WASHINGTON, D.C. - Everybody makes lists these days. Grocery lists, to-do lists, no big deal, right? But when the U.S. Treasury Department makes a list, it makes headlines.
Its list has the names of more than 200 Russian business leaders and political figures -- all with direct ties to Vladimir Putin.
It took an act of Congress to mandate the list, and sanctions against Russia, as punishment for meddling in the 2016 U.S. presidential election. President Donald Trump reluctantly signed the bill into law last year, but his administration failed to meet Monday's deadline to impose any restrictions.
"Right now we are a cheap date in the sense that there are no consequences. There are no results for when you do something to us, we don't do anything back," said Sen. Angus King, (I) Maine. "If the Russians aren't paying a price for what they're doing, they're going to keep doing it."
While testifying before the Senate Banking Committee Tuesday, treasury secretary Steven Mnuchin defended Trump's actions, or lack there of. "We did not waive or delay."
Despite missing the deadline, Mnuchin says they are using the report to decide where best to place sanctions. "So this should in no way be interpreted as we're not putting sanctions on any of the people in that report."
Some on the list were already subject to sanctions, but the administration stopped short of imposing new ones. Just being on the list may lead to banks and other institutions not doing business with them.

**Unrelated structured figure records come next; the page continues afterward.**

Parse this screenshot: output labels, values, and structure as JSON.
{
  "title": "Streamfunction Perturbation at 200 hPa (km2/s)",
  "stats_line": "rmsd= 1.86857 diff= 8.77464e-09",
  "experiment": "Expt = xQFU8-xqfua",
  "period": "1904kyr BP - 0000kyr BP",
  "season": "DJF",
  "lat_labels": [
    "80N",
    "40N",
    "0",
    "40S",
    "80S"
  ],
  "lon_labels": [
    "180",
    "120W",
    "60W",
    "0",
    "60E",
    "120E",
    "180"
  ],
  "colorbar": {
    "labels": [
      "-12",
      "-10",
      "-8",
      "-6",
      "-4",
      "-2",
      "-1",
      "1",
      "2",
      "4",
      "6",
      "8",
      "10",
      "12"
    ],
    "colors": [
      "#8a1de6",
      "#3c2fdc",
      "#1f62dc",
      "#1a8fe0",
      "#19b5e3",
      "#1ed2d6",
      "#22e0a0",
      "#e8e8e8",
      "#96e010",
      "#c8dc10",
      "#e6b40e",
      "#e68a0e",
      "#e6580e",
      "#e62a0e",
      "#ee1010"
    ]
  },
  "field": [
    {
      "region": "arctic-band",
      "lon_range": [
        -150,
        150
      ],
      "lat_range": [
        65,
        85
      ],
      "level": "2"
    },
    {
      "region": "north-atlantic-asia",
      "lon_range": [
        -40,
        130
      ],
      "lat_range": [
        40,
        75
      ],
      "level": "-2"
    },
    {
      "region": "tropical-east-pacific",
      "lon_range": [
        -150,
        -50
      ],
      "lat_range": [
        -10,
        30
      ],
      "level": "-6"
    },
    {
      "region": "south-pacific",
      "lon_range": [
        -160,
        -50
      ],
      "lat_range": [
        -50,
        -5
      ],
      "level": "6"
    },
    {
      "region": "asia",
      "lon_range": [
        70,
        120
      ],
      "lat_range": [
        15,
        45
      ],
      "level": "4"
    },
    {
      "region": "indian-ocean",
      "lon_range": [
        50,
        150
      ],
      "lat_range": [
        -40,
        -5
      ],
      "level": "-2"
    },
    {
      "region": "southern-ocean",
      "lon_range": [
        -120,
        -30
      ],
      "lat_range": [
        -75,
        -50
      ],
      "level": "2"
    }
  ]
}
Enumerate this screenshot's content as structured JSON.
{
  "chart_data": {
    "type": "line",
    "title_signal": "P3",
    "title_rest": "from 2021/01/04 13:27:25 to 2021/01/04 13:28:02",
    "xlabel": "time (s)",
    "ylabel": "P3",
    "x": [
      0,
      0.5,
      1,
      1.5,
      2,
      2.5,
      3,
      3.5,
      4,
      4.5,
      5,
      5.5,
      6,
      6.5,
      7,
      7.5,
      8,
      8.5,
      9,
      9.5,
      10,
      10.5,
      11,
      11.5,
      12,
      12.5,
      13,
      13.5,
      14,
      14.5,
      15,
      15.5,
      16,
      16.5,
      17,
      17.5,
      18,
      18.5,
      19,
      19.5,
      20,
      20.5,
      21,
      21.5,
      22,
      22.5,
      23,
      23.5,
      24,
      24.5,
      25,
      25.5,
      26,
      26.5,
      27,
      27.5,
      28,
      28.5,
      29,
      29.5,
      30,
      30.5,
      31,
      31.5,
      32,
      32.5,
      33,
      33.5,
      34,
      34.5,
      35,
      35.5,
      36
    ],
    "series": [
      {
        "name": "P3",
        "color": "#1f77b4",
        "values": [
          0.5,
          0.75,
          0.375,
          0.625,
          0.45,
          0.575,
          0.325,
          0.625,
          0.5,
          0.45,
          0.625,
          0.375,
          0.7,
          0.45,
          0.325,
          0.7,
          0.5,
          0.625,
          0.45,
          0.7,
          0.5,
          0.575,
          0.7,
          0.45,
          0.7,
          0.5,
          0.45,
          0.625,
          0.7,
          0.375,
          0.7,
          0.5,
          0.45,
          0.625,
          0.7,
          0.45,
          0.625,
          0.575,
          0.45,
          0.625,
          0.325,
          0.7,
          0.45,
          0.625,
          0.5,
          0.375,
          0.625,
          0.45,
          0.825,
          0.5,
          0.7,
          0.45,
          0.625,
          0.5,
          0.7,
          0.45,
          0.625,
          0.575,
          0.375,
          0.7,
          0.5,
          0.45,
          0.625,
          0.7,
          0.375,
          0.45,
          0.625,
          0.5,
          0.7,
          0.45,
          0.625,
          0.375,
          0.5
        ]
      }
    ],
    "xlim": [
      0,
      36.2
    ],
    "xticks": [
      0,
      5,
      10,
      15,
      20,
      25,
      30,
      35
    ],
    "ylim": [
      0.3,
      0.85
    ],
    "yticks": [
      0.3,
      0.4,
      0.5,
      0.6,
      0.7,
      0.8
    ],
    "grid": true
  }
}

"This administration has been tougher on the Russians than the previous administration. I will tell you however, that I hope it's tougher," said Rep. Mario Diaz-Balart, (R) Florida. "I think Mr. Putin is a thug, is a gangster."
Putin is calling the list "pointless" and an "unfriendly act." Others in the Russian government say this is the United States' attempt at meddling in their presidential election.
Seems there hasn`t been a list on Capitol Hill generating this much drama or speculation since the Mc Carthy era.